4-Brief notes on the communist program:
The communist program, speaking of the Spanish situation, does not seek to unify Spain; seeks to abolish class society. It is not about being Spanish and much Spanish, but about ceasing to be workers and ceasing to be Spaniards in order to be Emancipated Humanity.
We communists should not consider ourselves heirs of the Jacobins because the Jacobins were liberal revolutionaries; we are communist revolutionaries. We do not want to centralize or consolidate any Nation-State (like the Jacobins), we want to destroy the Nation-State to build the State-Commune (of which he already made a brief introduction to the Lenin Commune-States in “The State and the Revolution” ”, As well as the undoubtedly Leninist line of reconstitution, and that was later concretized the form, the system, the organization and the model of the States-Commune by Mao and the revolutionary experiences in the Chinese civil war and in the Great Salto Adelante, as in the Great Cultural Revolution.
Many communists use the crude concept of a “political nation”, when what Marxism is talking about is a “historical nation” where the following question can be asked:
Why Marx recognized the self-determination of Ireland, if it had no state?

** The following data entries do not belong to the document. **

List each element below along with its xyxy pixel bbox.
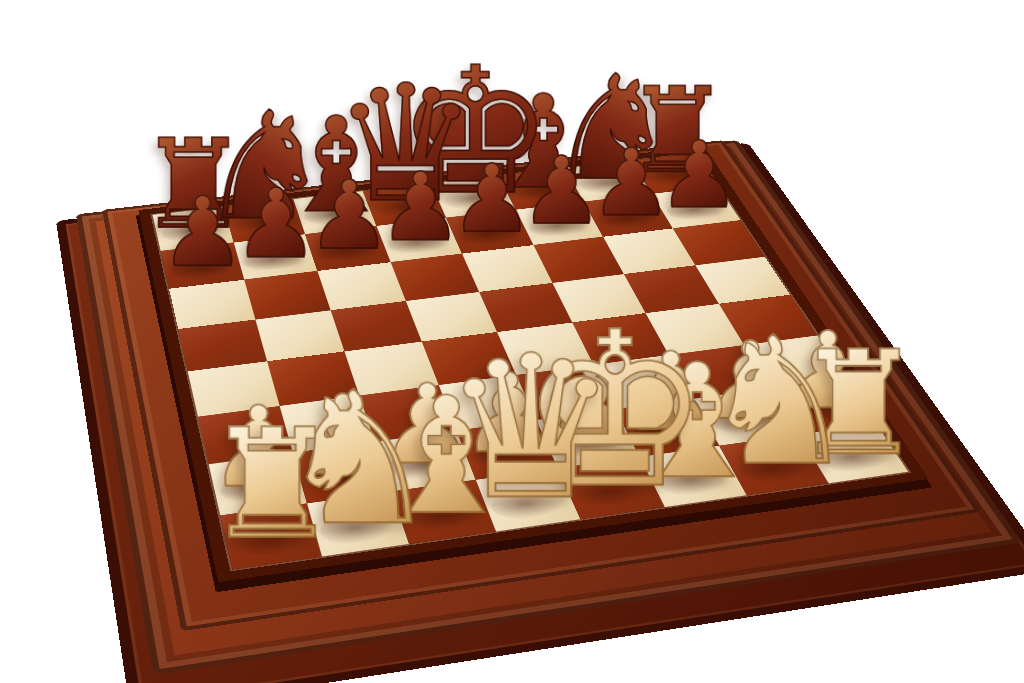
chess-set-photo: ♜♞♝♛♚♝♞♜♟♟♟♟♟♟♟♟♟♟♟♟♟♟♟♟♜♞♝♛♚♝♞♜: [0, 0, 1024, 683]
piece-glyph: ♟: [307, 178, 392, 254]
piece-glyph: ♟: [233, 186, 319, 262]
square-d6: [390, 254, 479, 301]
square-a6: [169, 280, 255, 329]
square-a1: ♜: [220, 503, 321, 569]
piece-glyph: ♜: [204, 424, 340, 545]
piece-glyph: ♟: [160, 195, 246, 272]
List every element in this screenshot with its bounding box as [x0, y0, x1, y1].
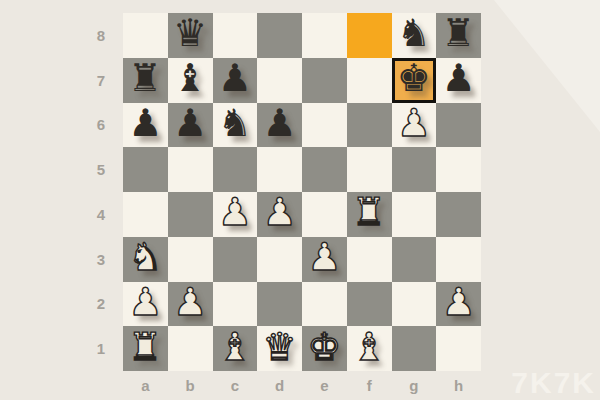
square-b2[interactable]: ♟	[168, 282, 213, 327]
square-g5[interactable]	[392, 147, 437, 192]
file-label-f: f	[347, 371, 392, 399]
square-d2[interactable]	[257, 282, 302, 327]
square-d4[interactable]: ♟	[257, 192, 302, 237]
square-h8[interactable]: ♜	[436, 13, 481, 58]
white-knight-icon[interactable]: ♞	[128, 238, 162, 276]
white-bishop-icon[interactable]: ♝	[218, 328, 252, 366]
rank-label-6: 6	[88, 103, 114, 148]
black-knight-icon[interactable]: ♞	[218, 104, 252, 142]
square-g2[interactable]	[392, 282, 437, 327]
square-e4[interactable]	[302, 192, 347, 237]
chess-app: 87654321 ♛♞♜♜♝♟♚♟♟♟♞♟♟♟♟♜♞♟♟♟♟♜♝♛♚♝ abcd…	[0, 0, 600, 400]
square-d1[interactable]: ♛	[257, 326, 302, 371]
square-a8[interactable]	[123, 13, 168, 58]
file-label-a: a	[123, 371, 168, 399]
square-d7[interactable]	[257, 58, 302, 103]
black-queen-icon[interactable]: ♛	[173, 14, 207, 52]
square-h4[interactable]	[436, 192, 481, 237]
file-label-g: g	[392, 371, 437, 399]
white-rook-icon[interactable]: ♜	[128, 328, 162, 366]
watermark: 7K7K	[511, 366, 596, 400]
white-queen-icon[interactable]: ♛	[263, 328, 297, 366]
square-a5[interactable]	[123, 147, 168, 192]
rank-label-2: 2	[88, 282, 114, 327]
square-e8[interactable]	[302, 13, 347, 58]
black-pawn-icon[interactable]: ♟	[128, 104, 162, 142]
square-e7[interactable]	[302, 58, 347, 103]
square-f5[interactable]	[347, 147, 392, 192]
square-f7[interactable]	[347, 58, 392, 103]
square-h1[interactable]	[436, 326, 481, 371]
square-g1[interactable]	[392, 326, 437, 371]
square-f2[interactable]	[347, 282, 392, 327]
square-g7[interactable]: ♚	[392, 58, 437, 103]
square-b3[interactable]	[168, 237, 213, 282]
black-pawn-icon[interactable]: ♟	[173, 104, 207, 142]
rank-label-8: 8	[88, 13, 114, 58]
file-label-e: e	[302, 371, 347, 399]
file-label-d: d	[257, 371, 302, 399]
square-h7[interactable]: ♟	[436, 58, 481, 103]
square-a6[interactable]: ♟	[123, 103, 168, 148]
black-rook-icon[interactable]: ♜	[442, 14, 476, 52]
square-h3[interactable]	[436, 237, 481, 282]
black-king-icon[interactable]: ♚	[397, 59, 431, 97]
white-pawn-icon[interactable]: ♟	[173, 283, 207, 321]
square-c1[interactable]: ♝	[213, 326, 258, 371]
white-bishop-icon[interactable]: ♝	[352, 328, 386, 366]
square-h6[interactable]	[436, 103, 481, 148]
rank-label-4: 4	[88, 192, 114, 237]
white-rook-icon[interactable]: ♜	[352, 193, 386, 231]
white-pawn-icon[interactable]: ♟	[397, 104, 431, 142]
square-g6[interactable]: ♟	[392, 103, 437, 148]
black-rook-icon[interactable]: ♜	[128, 59, 162, 97]
black-pawn-icon[interactable]: ♟	[442, 59, 476, 97]
rank-label-3: 3	[88, 237, 114, 282]
rank-label-1: 1	[88, 326, 114, 371]
square-b6[interactable]: ♟	[168, 103, 213, 148]
square-b4[interactable]	[168, 192, 213, 237]
square-d3[interactable]	[257, 237, 302, 282]
square-e2[interactable]	[302, 282, 347, 327]
square-a1[interactable]: ♜	[123, 326, 168, 371]
square-e1[interactable]: ♚	[302, 326, 347, 371]
square-c5[interactable]	[213, 147, 258, 192]
square-b7[interactable]: ♝	[168, 58, 213, 103]
white-king-icon[interactable]: ♚	[307, 328, 341, 366]
file-label-b: b	[168, 371, 213, 399]
square-e3[interactable]: ♟	[302, 237, 347, 282]
black-bishop-icon[interactable]: ♝	[173, 59, 207, 97]
square-c8[interactable]	[213, 13, 258, 58]
square-b8[interactable]: ♛	[168, 13, 213, 58]
square-c6[interactable]: ♞	[213, 103, 258, 148]
square-g8[interactable]: ♞	[392, 13, 437, 58]
square-a7[interactable]: ♜	[123, 58, 168, 103]
square-c7[interactable]: ♟	[213, 58, 258, 103]
white-pawn-icon[interactable]: ♟	[128, 283, 162, 321]
square-f6[interactable]	[347, 103, 392, 148]
white-pawn-icon[interactable]: ♟	[218, 193, 252, 231]
black-pawn-icon[interactable]: ♟	[263, 104, 297, 142]
square-h2[interactable]: ♟	[436, 282, 481, 327]
file-label-h: h	[436, 371, 481, 399]
rank-label-7: 7	[88, 58, 114, 103]
square-c2[interactable]	[213, 282, 258, 327]
square-e5[interactable]	[302, 147, 347, 192]
board: ♛♞♜♜♝♟♚♟♟♟♞♟♟♟♟♜♞♟♟♟♟♜♝♛♚♝	[123, 13, 481, 371]
square-d8[interactable]	[257, 13, 302, 58]
square-d5[interactable]	[257, 147, 302, 192]
black-knight-icon[interactable]: ♞	[397, 14, 431, 52]
square-h5[interactable]	[436, 147, 481, 192]
square-g4[interactable]	[392, 192, 437, 237]
square-b1[interactable]	[168, 326, 213, 371]
square-a3[interactable]: ♞	[123, 237, 168, 282]
square-f1[interactable]: ♝	[347, 326, 392, 371]
file-label-c: c	[213, 371, 258, 399]
square-c3[interactable]	[213, 237, 258, 282]
square-a4[interactable]	[123, 192, 168, 237]
square-f8[interactable]	[347, 13, 392, 58]
rank-labels: 87654321	[88, 13, 114, 371]
square-b5[interactable]	[168, 147, 213, 192]
white-pawn-icon[interactable]: ♟	[307, 238, 341, 276]
square-f3[interactable]	[347, 237, 392, 282]
file-labels: abcdefgh	[123, 371, 481, 399]
square-g3[interactable]	[392, 237, 437, 282]
rank-label-5: 5	[88, 147, 114, 192]
square-d6[interactable]: ♟	[257, 103, 302, 148]
square-e6[interactable]	[302, 103, 347, 148]
black-pawn-icon[interactable]: ♟	[218, 59, 252, 97]
square-a2[interactable]: ♟	[123, 282, 168, 327]
white-pawn-icon[interactable]: ♟	[442, 283, 476, 321]
white-pawn-icon[interactable]: ♟	[263, 193, 297, 231]
square-c4[interactable]: ♟	[213, 192, 258, 237]
square-f4[interactable]: ♜	[347, 192, 392, 237]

In Ireland there was no liberal revolution to build a state, but there are more cases, such as the Finnish, the Polish, the oppressed by Tsarism that won their state for the first time with the Bolsheviks …
In short, I recognize self-determination because I believe precisely that the proletarian movement must be internationalists, because it must be the masses who decide where the border of their state passes and because the unity of the communist movement passes over the nations.
Besides that at this time, we should support for Catalonia to sharpen the contradictions between the oligarchic Spanish bourgeoisie and the Catalan bourgeoisie, so that holes are created in the ruling class, apart from that it is a good way to make social contractions and economic ones become more acute, the dialectical and materialistic development of history will re-unite us, not under a state, but under the class organizations.